* 1 million European jobs depend on industry
* Industry wants long-term power contracts
* New ETS seen costing 150-200 million euros
MADRID, Oct 29 (Reuters) - European non-ferrous metals producers may move to countries where environmental legislation is less strict unless the impact of forthcoming measures is reduced, an industry spokesman said on Thursday.
Javier Targhetta, president of Eurometaux, said the industry was concerned over high and unpredictable power costs, the added cost of a new emissions trading scheme (ETS) in 2013 and a new registry of chemicals, amongst other issues.
Industry group Eurometaux estimates non-ferrous metals makers directly and indirectly employ one million people in Europe, and contribute 2 percent of its economic output.
“Without satisfactory solutions in these areas, the European industry’s competitiveness will be seriously affected by the market and regulatory advantages of emerging countries,” Targhetta told journalists.
Electricity accounts for an average of 35 percent of production costs for non-ferrous metals -- 60 percent for aluminium -- and producers say big differences in policy between European countries and lack of interconnection make power more expensive.
Targhetta was particularly concerned over what he said was the reluctance of utilities to sell power for terms of three years or more following deregulation for heavy users in Spain last year.

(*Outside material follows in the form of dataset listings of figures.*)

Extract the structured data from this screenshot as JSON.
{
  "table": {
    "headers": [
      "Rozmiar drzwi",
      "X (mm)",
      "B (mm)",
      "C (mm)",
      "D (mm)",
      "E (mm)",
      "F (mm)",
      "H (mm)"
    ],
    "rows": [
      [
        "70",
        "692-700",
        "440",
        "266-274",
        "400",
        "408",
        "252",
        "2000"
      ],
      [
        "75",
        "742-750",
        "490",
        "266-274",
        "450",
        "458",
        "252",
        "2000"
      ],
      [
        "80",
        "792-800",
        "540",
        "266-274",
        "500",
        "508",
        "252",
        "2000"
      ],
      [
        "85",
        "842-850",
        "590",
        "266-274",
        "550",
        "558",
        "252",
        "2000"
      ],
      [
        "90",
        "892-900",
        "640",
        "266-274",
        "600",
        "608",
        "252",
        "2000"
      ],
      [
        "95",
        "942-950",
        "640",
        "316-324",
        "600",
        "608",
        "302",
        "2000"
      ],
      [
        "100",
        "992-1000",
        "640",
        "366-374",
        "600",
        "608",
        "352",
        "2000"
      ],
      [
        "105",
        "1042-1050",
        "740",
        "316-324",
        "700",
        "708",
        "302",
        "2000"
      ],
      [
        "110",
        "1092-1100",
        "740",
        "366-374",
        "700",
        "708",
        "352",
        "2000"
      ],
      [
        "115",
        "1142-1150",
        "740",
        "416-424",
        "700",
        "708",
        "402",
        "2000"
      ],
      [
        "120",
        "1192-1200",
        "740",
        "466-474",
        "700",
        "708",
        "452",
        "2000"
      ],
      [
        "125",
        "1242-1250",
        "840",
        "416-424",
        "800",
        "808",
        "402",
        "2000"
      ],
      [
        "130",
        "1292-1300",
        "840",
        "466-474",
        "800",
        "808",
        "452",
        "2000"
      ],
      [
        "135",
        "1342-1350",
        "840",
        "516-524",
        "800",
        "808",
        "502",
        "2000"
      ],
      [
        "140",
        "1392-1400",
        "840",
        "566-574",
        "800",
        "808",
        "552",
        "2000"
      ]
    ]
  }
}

“This increases long-term insecurity and leads to a halt in investment. If we carry on like this, the industry is destined to disappear,” he said.
Eurometaux estimates a new phase of the ETS could hike its power costs by an unsustainable 150-200 million euros ($221.1-294.8 million), and may prompt “carbon leakage”, or relocation to countries where emission costs are low or nil.

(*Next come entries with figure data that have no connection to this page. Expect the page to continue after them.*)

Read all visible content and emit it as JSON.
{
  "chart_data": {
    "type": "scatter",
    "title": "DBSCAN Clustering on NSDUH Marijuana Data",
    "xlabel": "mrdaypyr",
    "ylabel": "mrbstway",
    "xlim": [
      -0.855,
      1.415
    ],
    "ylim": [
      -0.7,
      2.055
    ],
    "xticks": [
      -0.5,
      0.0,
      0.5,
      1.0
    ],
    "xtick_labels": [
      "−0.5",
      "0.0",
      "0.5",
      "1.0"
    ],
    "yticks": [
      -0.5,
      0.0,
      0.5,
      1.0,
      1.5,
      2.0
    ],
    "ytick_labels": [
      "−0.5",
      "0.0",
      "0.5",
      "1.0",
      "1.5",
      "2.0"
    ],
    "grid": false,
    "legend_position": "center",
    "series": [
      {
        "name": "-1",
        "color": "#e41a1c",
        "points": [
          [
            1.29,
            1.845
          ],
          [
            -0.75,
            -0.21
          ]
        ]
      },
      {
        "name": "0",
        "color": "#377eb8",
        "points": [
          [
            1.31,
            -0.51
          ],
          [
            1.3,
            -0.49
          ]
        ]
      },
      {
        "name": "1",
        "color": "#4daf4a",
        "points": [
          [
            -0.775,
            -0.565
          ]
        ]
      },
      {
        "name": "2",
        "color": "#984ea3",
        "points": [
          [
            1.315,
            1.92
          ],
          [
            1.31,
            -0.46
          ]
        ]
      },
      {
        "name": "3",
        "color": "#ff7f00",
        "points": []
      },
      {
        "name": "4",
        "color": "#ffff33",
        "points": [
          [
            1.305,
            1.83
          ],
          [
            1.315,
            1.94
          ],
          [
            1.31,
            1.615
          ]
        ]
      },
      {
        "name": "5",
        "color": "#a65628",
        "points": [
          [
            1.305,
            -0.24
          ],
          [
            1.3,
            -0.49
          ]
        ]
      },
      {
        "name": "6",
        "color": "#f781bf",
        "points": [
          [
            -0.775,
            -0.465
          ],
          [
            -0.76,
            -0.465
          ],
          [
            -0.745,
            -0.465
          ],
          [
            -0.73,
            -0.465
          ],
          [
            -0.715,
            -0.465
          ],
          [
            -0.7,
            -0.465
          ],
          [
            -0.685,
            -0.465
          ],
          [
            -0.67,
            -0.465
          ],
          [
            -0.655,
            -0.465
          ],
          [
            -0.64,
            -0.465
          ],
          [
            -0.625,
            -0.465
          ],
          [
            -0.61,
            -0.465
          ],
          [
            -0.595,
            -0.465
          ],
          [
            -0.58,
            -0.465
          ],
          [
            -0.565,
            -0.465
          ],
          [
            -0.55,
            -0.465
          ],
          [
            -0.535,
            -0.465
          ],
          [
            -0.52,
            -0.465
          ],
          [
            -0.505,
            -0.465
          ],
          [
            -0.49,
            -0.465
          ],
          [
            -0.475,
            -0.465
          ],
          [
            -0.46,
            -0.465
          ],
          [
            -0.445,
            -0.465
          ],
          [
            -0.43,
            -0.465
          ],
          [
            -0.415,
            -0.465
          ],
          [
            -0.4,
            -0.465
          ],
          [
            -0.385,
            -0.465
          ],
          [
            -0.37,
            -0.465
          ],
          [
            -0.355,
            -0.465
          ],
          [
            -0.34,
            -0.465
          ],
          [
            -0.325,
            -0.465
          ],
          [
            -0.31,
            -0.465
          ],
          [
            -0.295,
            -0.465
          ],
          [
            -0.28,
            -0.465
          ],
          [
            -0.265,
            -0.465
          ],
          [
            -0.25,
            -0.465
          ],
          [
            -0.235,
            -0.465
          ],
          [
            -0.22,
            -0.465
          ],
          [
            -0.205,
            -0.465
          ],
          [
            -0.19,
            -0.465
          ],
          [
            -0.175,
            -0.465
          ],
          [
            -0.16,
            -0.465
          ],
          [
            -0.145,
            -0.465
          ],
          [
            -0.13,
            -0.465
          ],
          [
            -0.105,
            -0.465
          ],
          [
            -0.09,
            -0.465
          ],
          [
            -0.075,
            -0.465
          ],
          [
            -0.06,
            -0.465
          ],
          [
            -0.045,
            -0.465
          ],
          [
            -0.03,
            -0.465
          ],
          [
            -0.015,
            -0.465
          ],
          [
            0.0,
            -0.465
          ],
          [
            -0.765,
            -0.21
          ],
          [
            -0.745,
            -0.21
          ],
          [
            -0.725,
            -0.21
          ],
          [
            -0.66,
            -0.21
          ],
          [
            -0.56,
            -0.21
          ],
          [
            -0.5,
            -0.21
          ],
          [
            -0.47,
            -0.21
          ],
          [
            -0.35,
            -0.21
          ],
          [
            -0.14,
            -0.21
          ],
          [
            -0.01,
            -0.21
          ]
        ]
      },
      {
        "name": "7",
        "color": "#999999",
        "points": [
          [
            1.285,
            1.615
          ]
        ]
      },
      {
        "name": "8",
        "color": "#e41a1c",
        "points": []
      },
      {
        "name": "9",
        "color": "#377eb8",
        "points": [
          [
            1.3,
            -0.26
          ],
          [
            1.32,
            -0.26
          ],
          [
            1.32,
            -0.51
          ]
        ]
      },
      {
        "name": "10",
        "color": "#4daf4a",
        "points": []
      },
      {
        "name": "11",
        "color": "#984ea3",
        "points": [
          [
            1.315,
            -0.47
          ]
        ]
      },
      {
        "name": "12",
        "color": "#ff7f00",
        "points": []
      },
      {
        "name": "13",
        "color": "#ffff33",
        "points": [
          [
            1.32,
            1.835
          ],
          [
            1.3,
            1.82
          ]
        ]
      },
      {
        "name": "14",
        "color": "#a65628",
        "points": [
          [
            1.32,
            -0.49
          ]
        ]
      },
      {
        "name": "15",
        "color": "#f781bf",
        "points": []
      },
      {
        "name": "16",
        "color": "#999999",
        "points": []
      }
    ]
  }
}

“Carbon will still be produced, it will still be producing the greenhouse effect, but a European plant will have been lost,” Targhetta said.

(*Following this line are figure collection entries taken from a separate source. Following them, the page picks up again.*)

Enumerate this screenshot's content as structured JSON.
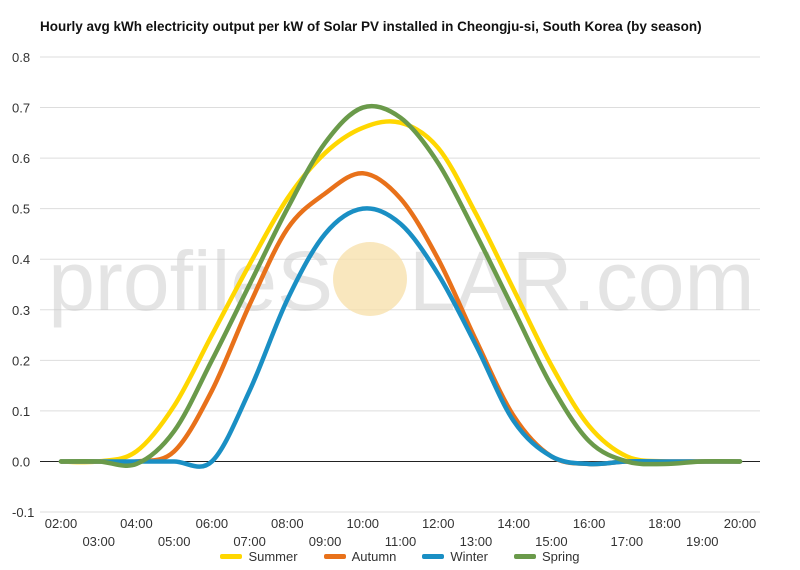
{
  "title": "Hourly avg kWh electricity output per kW of Solar PV installed in Cheongju-si, South Korea (by season)",
  "watermark": {
    "text_left": "profileS",
    "text_right": "LAR.com"
  },
  "chart_data": {
    "type": "line",
    "title": "Hourly avg kWh electricity output per kW of Solar PV installed in Cheongju-si, South Korea (by season)",
    "xlabel": "",
    "ylabel": "",
    "x": [
      "02:00",
      "03:00",
      "04:00",
      "05:00",
      "06:00",
      "07:00",
      "08:00",
      "09:00",
      "10:00",
      "11:00",
      "12:00",
      "13:00",
      "14:00",
      "15:00",
      "16:00",
      "17:00",
      "18:00",
      "19:00",
      "20:00"
    ],
    "y_ticks": [
      "-0.1",
      "0.0",
      "0.1",
      "0.2",
      "0.3",
      "0.4",
      "0.5",
      "0.6",
      "0.7",
      "0.8"
    ],
    "ylim": [
      -0.1,
      0.8
    ],
    "grid": true,
    "legend_position": "bottom",
    "series": [
      {
        "name": "Summer",
        "color": "#FFD700",
        "values": [
          0,
          0,
          0.02,
          0.11,
          0.25,
          0.39,
          0.52,
          0.61,
          0.66,
          0.67,
          0.62,
          0.49,
          0.34,
          0.19,
          0.07,
          0.01,
          0,
          0,
          0
        ]
      },
      {
        "name": "Autumn",
        "color": "#E8711A",
        "values": [
          0,
          0,
          0,
          0.02,
          0.14,
          0.31,
          0.46,
          0.53,
          0.57,
          0.52,
          0.4,
          0.24,
          0.09,
          0.01,
          -0.005,
          0,
          0,
          0,
          0
        ]
      },
      {
        "name": "Winter",
        "color": "#1A8FC4",
        "values": [
          0,
          0,
          0,
          0,
          0,
          0.14,
          0.32,
          0.45,
          0.5,
          0.47,
          0.37,
          0.23,
          0.08,
          0.01,
          -0.005,
          0,
          0,
          0,
          0
        ]
      },
      {
        "name": "Spring",
        "color": "#6A9A4A",
        "values": [
          0,
          0,
          -0.005,
          0.06,
          0.2,
          0.35,
          0.5,
          0.63,
          0.7,
          0.68,
          0.59,
          0.45,
          0.3,
          0.15,
          0.04,
          0,
          -0.005,
          0,
          0
        ]
      }
    ]
  }
}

Under the current ETS scheme, national governments give heavy industry a quota of free permits, many of which have been resold at a profit. But many firms will have to buy permits at auction from 2013. Also of concern were the potential costs of an EU law called Registration, Evaluation and Authorisation of Chemicals (REACh), which is designed to protect the public and the environment from potentially harmful materials found in manufactured goods.
Targhetta, who is also president of Atlantic Copper, part of Freeport McMoRan Copper & Gold Inc. FCX.N, estimated that gathering information for REACh had cost the copper industry alone 8 million euros.